Re: Plumbing explicit synchronization through the Linux ecosystem

Daniel Vetter <daniel@xxxxxxxx> · Thu, 19 Mar 2020 11:51:29 +0100

On Tue, Mar 17, 2020 at 11:01:57AM +0100, Michel Dänzer wrote:
> On 2020-03-16 7:33 p.m., Marek Olšák wrote:
> > On Mon, Mar 16, 2020 at 5:57 AM Michel Dänzer <michel@xxxxxxxxxxx> wrote:
> >> On 2020-03-16 4:50 a.m., Marek Olšák wrote:
> >>> The synchronization works because the Mesa driver waits for idle (drains
> >>> the GFX pipeline) at the end of command buffers and there is only 1
> >>> graphics queue, so everything is ordered.
> >>>
> >>> The GFX pipeline runs asynchronously to the command buffer, meaning the
> >>> command buffer only starts draws and doesn't wait for completion. If the
> >>> Mesa driver didn't wait at the end of the command buffer, the command
> >>> buffer would finish and a different process could start execution of its
> >>> own command buffer while shaders of the previous process are still
> >> running.
> >>>
> >>> If the Mesa driver submits a command buffer internally (because it's
> >> full),
> >>> it doesn't wait, so the GFX pipeline doesn't notice that a command buffer
> >>> ended and a new one started.
> >>>
> >>> The waiting at the end of command buffers happens only when the flush is
> >>> external (Swap buffers, glFlush).
> >>>
> >>> It's a performance problem, because the GFX queue is blocked until the
> >> GFX
> >>> pipeline is drained at the end of every frame at least.
> >>>
> >>> So explicit fences for SwapBuffers would help.
> >>
> >> Not sure what difference it would make, since the same thing needs to be
> >> done for explicit fences as well, doesn't it?
> > 
> > No. Explicit fences don't require userspace to wait for idle in the command
> > buffer. Fences are signalled when the last draw is complete and caches are
> > flushed. Before that happens, any command buffer that is not dependent on
> > the fence can start execution. There is never a need for the GPU to be idle
> > if there is enough independent work to do.
> 
> I don't think explicit fences in the context of this discussion imply
> using that different fence signalling mechanism though. My understanding
> is that the API proposed by Jason allows implicit fences to be used as
> explicit ones and vice versa, so presumably they have to use the same
> signalling mechanism.
> 
> 
> Anyway, maybe the different fence signalling mechanism you describe
> could be used by the amdgpu kernel driver in general, then Mesa could
> drop the waits for idle and get the benefits with implicit sync as well?

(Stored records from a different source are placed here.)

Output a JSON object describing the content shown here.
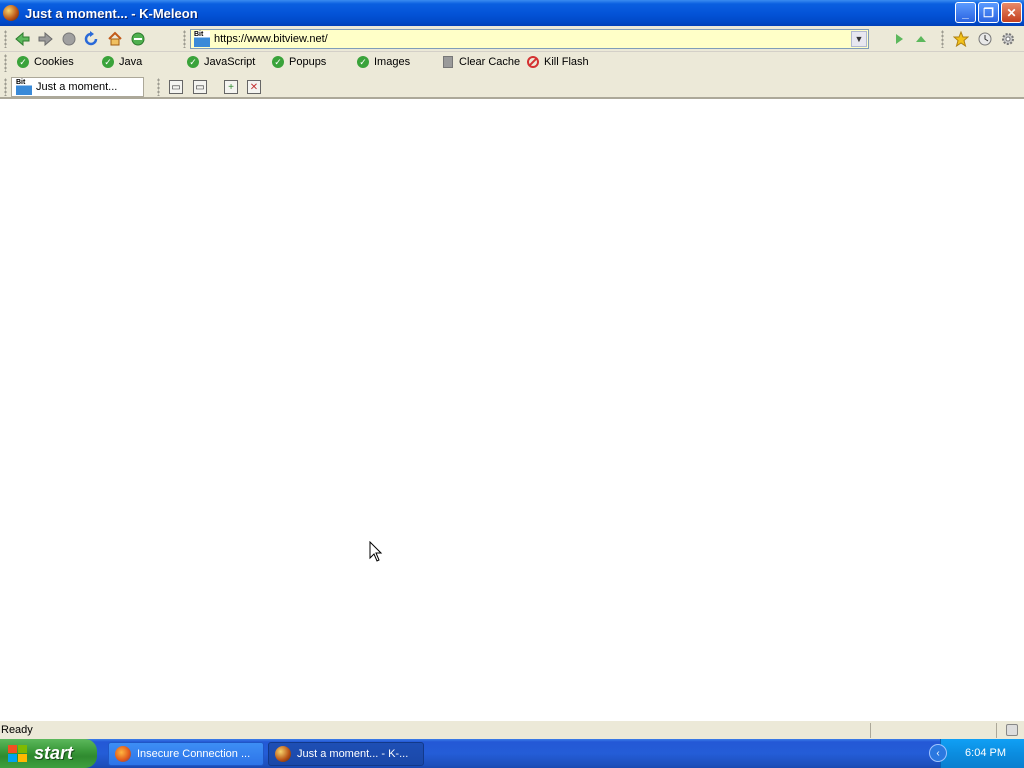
{
  "window": {
    "title": "Just a moment... - K-Meleon",
    "minimize": "_",
    "restore": "❐",
    "close": "✕"
  },
  "nav": {
    "url": "https://www.bitview.net/",
    "site_icon_text": "Bit"
  },
  "privacy_bar": {
    "cookies": "Cookies",
    "java": "Java",
    "javascript": "JavaScript",
    "popups": "Popups",
    "images": "Images",
    "clear_cache": "Clear Cache",
    "kill_flash": "Kill Flash"
  },
  "tab": {
    "label": "Just a moment..."
  },
  "status": {
    "text": "Ready"
  },
  "taskbar": {
    "start": "start",
    "tasks": [
      {
        "label": "Insecure Connection ..."
      },
      {
        "label": "Just a moment... - K-..."
      }
    ],
    "clock": "6:04 PM"
  }
}
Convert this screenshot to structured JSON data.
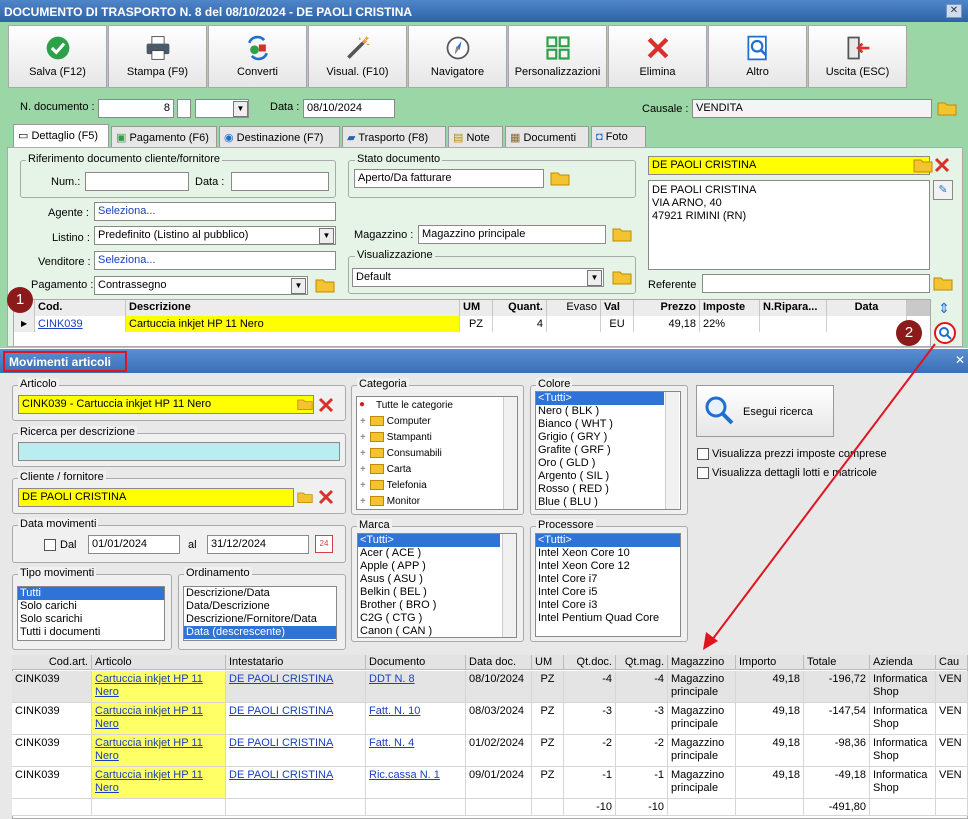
{
  "window": {
    "title": "DOCUMENTO DI TRASPORTO N. 8 del 08/10/2024 - DE PAOLI CRISTINA"
  },
  "toolbar": {
    "buttons": [
      "Salva (F12)",
      "Stampa (F9)",
      "Converti",
      "Visual. (F10)",
      "Navigatore",
      "Personalizzazioni",
      "Elimina",
      "Altro",
      "Uscita (ESC)"
    ]
  },
  "header": {
    "ndoc_label": "N. documento :",
    "ndoc_value": "8",
    "data_label": "Data :",
    "data_value": "08/10/2024",
    "causale_label": "Causale :",
    "causale_value": "VENDITA"
  },
  "tabs": [
    "Dettaglio (F5)",
    "Pagamento (F6)",
    "Destinazione (F7)",
    "Trasporto (F8)",
    "Note",
    "Documenti",
    "Foto"
  ],
  "dettaglio": {
    "rif_title": "Riferimento documento cliente/fornitore",
    "num_label": "Num.:",
    "data_label": "Data :",
    "agente_label": "Agente :",
    "agente_value": "Seleziona...",
    "listino_label": "Listino :",
    "listino_value": "Predefinito (Listino al pubblico)",
    "venditore_label": "Venditore :",
    "venditore_value": "Seleziona...",
    "pagamento_label": "Pagamento :",
    "pagamento_value": "Contrassegno",
    "stato_title": "Stato documento",
    "stato_value": "Aperto/Da fatturare",
    "magazzino_label": "Magazzino :",
    "magazzino_value": "Magazzino principale",
    "visual_title": "Visualizzazione",
    "visual_value": "Default",
    "cliente_name": "DE PAOLI CRISTINA",
    "cliente_address": [
      "DE PAOLI CRISTINA",
      "VIA ARNO, 40",
      "47921 RIMINI (RN)"
    ],
    "referente_label": "Referente"
  },
  "rows_grid": {
    "headers": [
      "Cod.",
      "Descrizione",
      "UM",
      "Quant.",
      "Evaso",
      "Val",
      "Prezzo",
      "Imposte",
      "N.Ripara...",
      "Data"
    ],
    "row": [
      "CINK039",
      "Cartuccia inkjet HP 11 Nero",
      "PZ",
      "4",
      "",
      "EU",
      "49,18",
      "22%",
      "",
      ""
    ]
  },
  "badges": [
    "1",
    "2"
  ],
  "movimenti": {
    "title": "Movimenti articoli",
    "articolo_title": "Articolo",
    "articolo_value": "CINK039 - Cartuccia inkjet HP 11 Nero",
    "ricerca_title": "Ricerca per descrizione",
    "cliente_title": "Cliente / fornitore",
    "cliente_value": "DE PAOLI CRISTINA",
    "datamov_title": "Data movimenti",
    "dal_label": "Dal",
    "dal_value": "01/01/2024",
    "al_label": "al",
    "al_value": "31/12/2024",
    "tipo_title": "Tipo movimenti",
    "tipo_items": [
      "Tutti",
      "Solo carichi",
      "Solo scarichi",
      "Tutti i documenti"
    ],
    "ord_title": "Ordinamento",
    "ord_items": [
      "Descrizione/Data",
      "Data/Descrizione",
      "Descrizione/Fornitore/Data",
      "Data (descrescente)"
    ],
    "categoria_title": "Categoria",
    "categoria_root": "Tutte le categorie",
    "categoria_items": [
      "Computer",
      "Stampanti",
      "Consumabili",
      "Carta",
      "Telefonia",
      "Monitor"
    ],
    "colore_title": "Colore",
    "colore_items": [
      "<Tutti>",
      "Nero ( BLK )",
      "Bianco ( WHT )",
      "Grigio ( GRY )",
      "Grafite ( GRF )",
      "Oro ( GLD )",
      "Argento ( SIL )",
      "Rosso ( RED )",
      "Blue ( BLU )"
    ],
    "marca_title": "Marca",
    "marca_items": [
      "<Tutti>",
      "Acer ( ACE )",
      "Apple ( APP )",
      "Asus ( ASU )",
      "Belkin ( BEL )",
      "Brother ( BRO )",
      "C2G ( CTG )",
      "Canon ( CAN )"
    ],
    "processore_title": "Processore",
    "processore_items": [
      "<Tutti>",
      "Intel Xeon Core 10",
      "Intel Xeon Core 12",
      "Intel Core i7",
      "Intel Core i5",
      "Intel Core i3",
      "Intel Pentium Quad Core"
    ],
    "esegui_label": "Esegui ricerca",
    "chk1_label": "Visualizza prezzi imposte comprese",
    "chk2_label": "Visualizza dettagli lotti e matricole",
    "result_headers": [
      "Cod.art.",
      "Articolo",
      "Intestatario",
      "Documento",
      "Data doc.",
      "UM",
      "Qt.doc.",
      "Qt.mag.",
      "Magazzino",
      "Importo",
      "Totale",
      "Azienda",
      "Cau"
    ],
    "result_rows": [
      [
        "CINK039",
        "Cartuccia inkjet HP 11 Nero",
        "DE PAOLI CRISTINA",
        "DDT N. 8",
        "08/10/2024",
        "PZ",
        "-4",
        "-4",
        "Magazzino principale",
        "49,18",
        "-196,72",
        "Informatica Shop",
        "VEN"
      ],
      [
        "CINK039",
        "Cartuccia inkjet HP 11 Nero",
        "DE PAOLI CRISTINA",
        "Fatt. N. 10",
        "08/03/2024",
        "PZ",
        "-3",
        "-3",
        "Magazzino principale",
        "49,18",
        "-147,54",
        "Informatica Shop",
        "VEN"
      ],
      [
        "CINK039",
        "Cartuccia inkjet HP 11 Nero",
        "DE PAOLI CRISTINA",
        "Fatt. N. 4",
        "01/02/2024",
        "PZ",
        "-2",
        "-2",
        "Magazzino principale",
        "49,18",
        "-98,36",
        "Informatica Shop",
        "VEN"
      ],
      [
        "CINK039",
        "Cartuccia inkjet HP 11 Nero",
        "DE PAOLI CRISTINA",
        "Ric.cassa N. 1",
        "09/01/2024",
        "PZ",
        "-1",
        "-1",
        "Magazzino principale",
        "49,18",
        "-49,18",
        "Informatica Shop",
        "VEN"
      ]
    ],
    "totals": {
      "qtdoc": "-10",
      "qtmag": "-10",
      "totale": "-491,80"
    }
  },
  "colors": {
    "accent": "#2f73d6",
    "highlight": "#ffff00",
    "form_bg": "#9bd6a6",
    "annotation": "#e0141e"
  }
}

Yeah, this is entirely about the programming model visible to userspace.
There shouldn't be any impact on the driver's choice of a top vs. bottom
of the gpu pipeline used for synchronization, that's entirely up to what
you're hw/driver/scheduler can pull off.

Doing a full gfx pipeline flush for shared buffers, when your hw can do
be, sounds like an issue to me that's not related to this here at all. It
might be intertwined with amdgpu's special interpretation of dma_resv
fences though, no idea. We might need to revamp all that. But for a
userspace client that does nothing fancy (no multiple render buffer
targets in one bo, or vk style "I write to everything all the time,
perhaps" stuff) there should be 0 perf difference between implicit sync
through dma_resv and explicit sync through sync_file/syncobj/dma_fence
directly.

If there is I'd consider that a bit a driver bug.
-Daniel
-- 
Daniel Vetter
Software Engineer, Intel Corporation
http://blog.ffwll.ch